What's incumbent is that in times like these, the simple act of being visible, is a victory greater than any win on a scoreboard. Whereas McAleenan dismisses as a given that a pro coming out can yield dividends in boosting the spirits and confidence of his or her fans who, in their own lives, have yet to "get off the bench," so to speak, I declare that nothing they do in their sports career will have as much personal impact on their fellow humans than that courageous decision to step up, to be counted, and not wait for the world to catch up.

It's really this simple: if I'm on first base, and my teammate clubs the ball into the deep reaches of the outfield, bouncing it off the wall and away from that bozo right fielder, I have a split-second decision to make: can I reach second before that jerk's throwing arm beats me to the plate? Will he bobble the ball again? That doesn’t matter. It's up to me!

But what if he's really on top of it this time, and I hesitate to run? Well, OK, that matters.

So, then when the opportunity is right, and I have confidence in myself to make this happen, I am not going to worry about the society of opposing players. I know my coach, my teammates and most of these tens of thousands of fans watching me are rooting for me to succeed.

And so I run. I take the chance, and it's entirely possible that the aim will be off and the ball will career into the infield where the pitcher is frozen on the mound and not backing up his second baseman or shortstop. So I run, round third and head for home to score the winning run.

I cannot stand on first and let the batter pass me by. If I don't run, he can't even touch first base. There comes the time that every runner must run. And this is my time.

To do anything less is to lose the game. That's what I believe will move us forward, as a team, and as a society. Any pro who wants to win at life, but feels they must do so from inside a closet, because of rejection, financial risk or to avoid embarrassment to their friends and family, needs to put one foot in front of the other, and run.

Run from fear. Run from rejection. Run because others will join you, stand beside you, and yes, some will run from you. Who are they, then, if they do not support you? They’re not your real fans. They’re not your real teammates. Being a leader is part and parcel of what it means to be an athlete.

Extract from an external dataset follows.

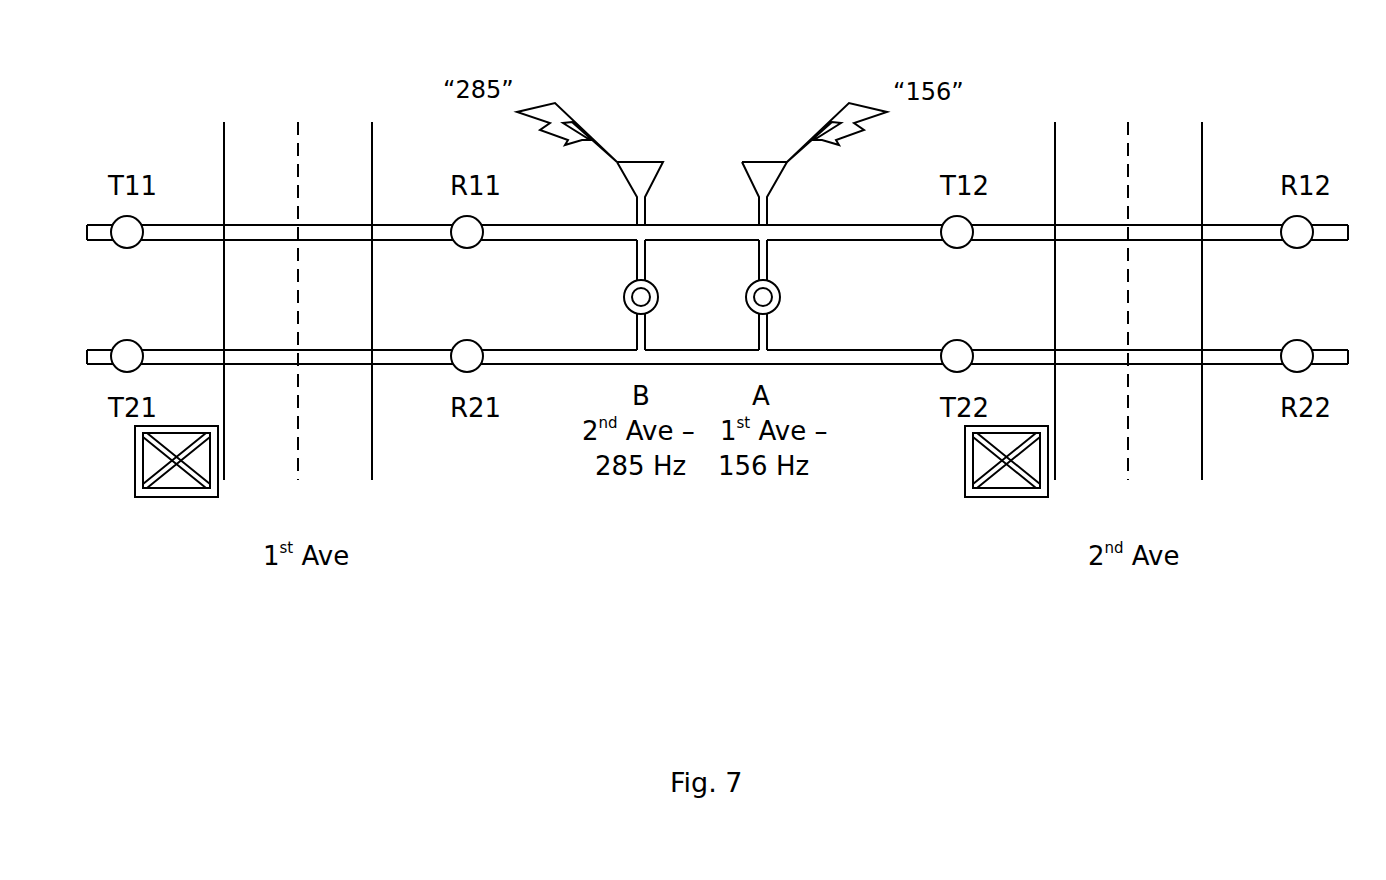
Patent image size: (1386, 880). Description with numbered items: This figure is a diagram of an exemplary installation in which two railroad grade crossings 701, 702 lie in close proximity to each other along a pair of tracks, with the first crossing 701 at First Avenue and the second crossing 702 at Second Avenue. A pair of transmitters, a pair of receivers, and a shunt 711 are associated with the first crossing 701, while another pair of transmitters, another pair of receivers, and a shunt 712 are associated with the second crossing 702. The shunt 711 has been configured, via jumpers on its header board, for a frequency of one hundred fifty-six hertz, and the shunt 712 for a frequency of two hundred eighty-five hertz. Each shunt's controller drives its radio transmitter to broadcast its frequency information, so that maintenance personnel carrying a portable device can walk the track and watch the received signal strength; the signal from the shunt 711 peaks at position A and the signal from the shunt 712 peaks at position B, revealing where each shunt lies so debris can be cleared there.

The grade crossing 701 is at (290, 119).
The grade crossing 702 is at (1137, 121).
The shunt 711 is at (782, 293).
The shunt 712 is at (622, 302).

And those who have made the leaderboard by excelling inside a closet are denying all of us who love sports their personal best.

I’m no athletic superstar. But I’m out, and proud that everything I do, I do as my real, authentic self.

Dawn Ennis successfully transitioned from broadcast journalism to online media following another transition that made headlines; in 2013, she became the first trans staffer in any major TV network newsroom. She was the first out transgender editor at The Advocate, and the first professional trans journalist invited to interview Caitlyn Jenner in her home. Now the native New Yorker and award-winning writer is a contributor to several publications, including Outsports.